When will we hear the Gupta alarm bells?

2013-05-05 14:00

One of my childhood heroes and co-founder of the black consciousness movement, Barney Pityana, was pilloried by government apologists when he wrote an open letter asking President Jacob Zuma to resign.

It is worth quoting Pityana at length and to ask you, dear reader, to reach your own conclusions about whether he was right or not about at least one thing: the influence of the Gupta family on our national life.

He asked: “What about the Guptas, citizens of India, who have managed to ingratiate themselves and worm themselves into the very heart of this nation.

“The benefits are obvious: they get to summon ministers to their compound and issue instruction; they manipulate the cricket governing council with disastrous results; and the paper they publish has access to large resources from state agencies for which no other newspaper was invited to tender.

“Yes, we are in the midst of a new Infogate Scandal! It can only be in a ‘banana republic’ that foreign elements can succeed so easily. I wonder where else is that happening and what about the security of the state? That would definitely never happen in India.”

Those who attacked Pityana were of course shooting the messenger. The truth of his message would not go away.

Now we learn that the Guptas landed in one of our national key access points for a wedding of one of their children. This country has literally become the playground of this one foreign family.

Embarrassed by this occurrence, the ANC leadership has sought to distance itself from the debacles – as if they had never been forewarned about this eventuality.

What else must the Guptas do for anyone to realise that they have gone too far? ANC leaders know as well as I do about the ministers who are summoned by the Gupta family.

Who really is in charge of this country? What else needs to happen before the ANC smells the coffee, or do they have a bad case of sinusitis?

In his letter, Pityana also complained about how Zuma and his government have continually undermined the intelligence of ordinary South Africans.

The attempt to deflect responsibility for the landing by making the chief of protocol the sacrificial lamb is just one example of the dumbing down of South Africans that Pityana was describing in his letter.

If the newspapers had not exposed this calumny, the Guptas might as well have partied happily ever after at Waterkloof Air Base. What kind of society is this that allows its sovereignty to be violated in this way? I cannot think of a more disdainful display of disrespect for the integrity of people of this country.

But you see, maybe we deserve the disrespect. That’s what happens when you keep on voting for the same party for a good 20 years. The leaders could take our young people to wars in foreign lands without our knowledge or approval, as they did in the Central African Republic, and we would vote them back into power.

They could take our troops to fight on the side of Joseph Kabila in the Democratic Republic of Congo.

And whose interests are our soldiers really protecting when they go off to fight in these faraway lands? Are we really threatened in any serious way by these countries, or do our leaders have deals with some of these leaders that must then be protected with the blood of South African soldiers?

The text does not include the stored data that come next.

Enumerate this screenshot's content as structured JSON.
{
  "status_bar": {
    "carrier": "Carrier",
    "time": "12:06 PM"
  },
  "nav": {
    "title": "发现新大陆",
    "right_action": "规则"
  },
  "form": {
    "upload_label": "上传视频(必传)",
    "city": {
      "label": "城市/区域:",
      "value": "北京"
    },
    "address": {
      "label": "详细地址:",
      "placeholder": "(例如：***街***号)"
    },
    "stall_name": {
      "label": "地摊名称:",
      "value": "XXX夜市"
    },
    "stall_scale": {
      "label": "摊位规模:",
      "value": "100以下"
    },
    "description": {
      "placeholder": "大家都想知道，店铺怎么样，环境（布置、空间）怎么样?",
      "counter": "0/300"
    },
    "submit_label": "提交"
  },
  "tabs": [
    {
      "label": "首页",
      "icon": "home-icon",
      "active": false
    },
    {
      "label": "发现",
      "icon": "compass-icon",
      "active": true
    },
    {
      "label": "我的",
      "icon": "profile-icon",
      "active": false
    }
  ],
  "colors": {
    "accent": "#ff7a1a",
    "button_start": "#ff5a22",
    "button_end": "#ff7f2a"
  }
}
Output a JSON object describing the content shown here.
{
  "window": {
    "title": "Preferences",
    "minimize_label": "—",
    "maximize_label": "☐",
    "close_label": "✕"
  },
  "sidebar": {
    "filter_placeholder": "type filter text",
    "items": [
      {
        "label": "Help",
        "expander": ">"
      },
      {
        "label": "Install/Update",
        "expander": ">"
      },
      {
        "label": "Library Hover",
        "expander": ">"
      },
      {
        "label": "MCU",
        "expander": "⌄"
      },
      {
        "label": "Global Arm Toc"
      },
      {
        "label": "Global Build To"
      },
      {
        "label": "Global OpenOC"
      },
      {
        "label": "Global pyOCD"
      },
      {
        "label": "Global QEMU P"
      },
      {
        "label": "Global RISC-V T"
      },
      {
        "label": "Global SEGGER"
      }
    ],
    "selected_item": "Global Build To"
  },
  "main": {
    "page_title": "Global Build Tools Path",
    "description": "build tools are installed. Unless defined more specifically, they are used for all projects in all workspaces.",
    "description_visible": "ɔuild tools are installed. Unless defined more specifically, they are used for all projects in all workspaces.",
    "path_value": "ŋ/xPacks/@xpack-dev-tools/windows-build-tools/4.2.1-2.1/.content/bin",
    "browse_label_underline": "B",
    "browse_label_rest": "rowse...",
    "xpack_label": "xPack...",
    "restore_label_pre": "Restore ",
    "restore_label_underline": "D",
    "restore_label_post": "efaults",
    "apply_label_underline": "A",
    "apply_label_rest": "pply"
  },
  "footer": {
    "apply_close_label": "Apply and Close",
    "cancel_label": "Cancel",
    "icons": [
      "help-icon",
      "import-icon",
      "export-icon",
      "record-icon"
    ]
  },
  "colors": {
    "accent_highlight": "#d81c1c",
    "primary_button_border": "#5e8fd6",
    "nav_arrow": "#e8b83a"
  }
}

If there are legitimate national interests, why can’t they be aired in Parliament? I know we have a pretty toothless Parliament. The ­

ANC-dominated Parliament behaves no differently from the National Party-dominated Parliament – just follow the leader wherever he leads you. In the land of the blind, the one-eyed giant leads indeed.

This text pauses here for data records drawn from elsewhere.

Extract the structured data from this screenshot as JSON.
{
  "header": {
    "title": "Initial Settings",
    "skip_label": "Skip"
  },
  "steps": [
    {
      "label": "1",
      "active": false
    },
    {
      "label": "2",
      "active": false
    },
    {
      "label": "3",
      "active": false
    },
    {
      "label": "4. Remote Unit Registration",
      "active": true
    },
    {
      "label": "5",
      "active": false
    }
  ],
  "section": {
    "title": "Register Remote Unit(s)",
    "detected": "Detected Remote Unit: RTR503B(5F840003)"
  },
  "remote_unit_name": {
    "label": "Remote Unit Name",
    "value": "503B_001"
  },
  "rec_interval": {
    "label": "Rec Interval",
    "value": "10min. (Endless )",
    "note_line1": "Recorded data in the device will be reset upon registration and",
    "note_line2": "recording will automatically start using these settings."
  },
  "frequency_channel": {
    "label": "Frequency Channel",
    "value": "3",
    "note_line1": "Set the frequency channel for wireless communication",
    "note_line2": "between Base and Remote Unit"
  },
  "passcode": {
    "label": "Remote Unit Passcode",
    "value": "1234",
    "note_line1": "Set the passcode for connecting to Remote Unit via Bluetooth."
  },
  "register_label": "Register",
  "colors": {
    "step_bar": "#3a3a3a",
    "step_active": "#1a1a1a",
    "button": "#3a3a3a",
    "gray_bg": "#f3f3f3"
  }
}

For all I care, Zuma could ask us to commit national suicide and we would all be competing to be chief volunteers. In any self-respecting country, the decision to send soldiers into the battlefield does not rest on any single individual.

History is replete with examples of what happens when citizens give up their personal judgement for that of political parties and their leaders.

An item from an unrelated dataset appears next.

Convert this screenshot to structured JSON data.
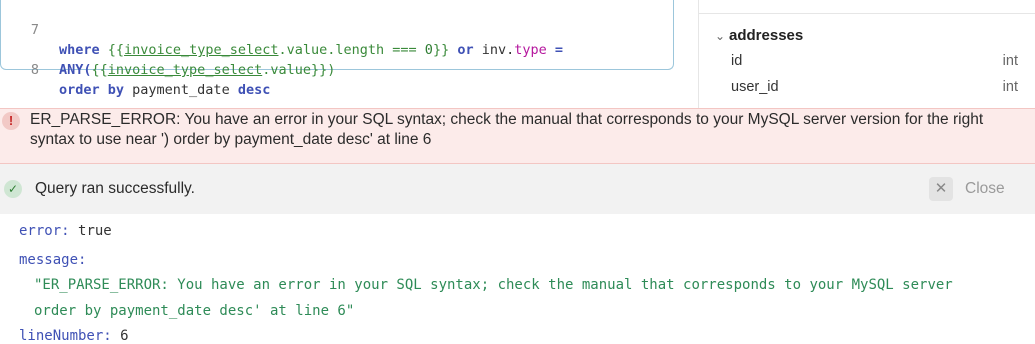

Maybe it is time we stopped looking to Zuma for our travails and started examining our own individual culpability in destroying this country.

Still, sending decisions about war to Parliament would provide an opportunity for public discussion, even if it is not likely to affect how the political hacks behave. Who knows, one day they might wake up with a little bit of conscience in their heads.

You would think that if the politicians don’t listen or learn from experience, the voters would. But there is no such luck in South Africa. Black people will keep voting for the same dudes over and over again until we are tired.

Maybe Barney Pityana got it only half-right. The problem is not just Zuma, the problem is us. We get the democracy we deserve – or is it the kleptocracy we deserve?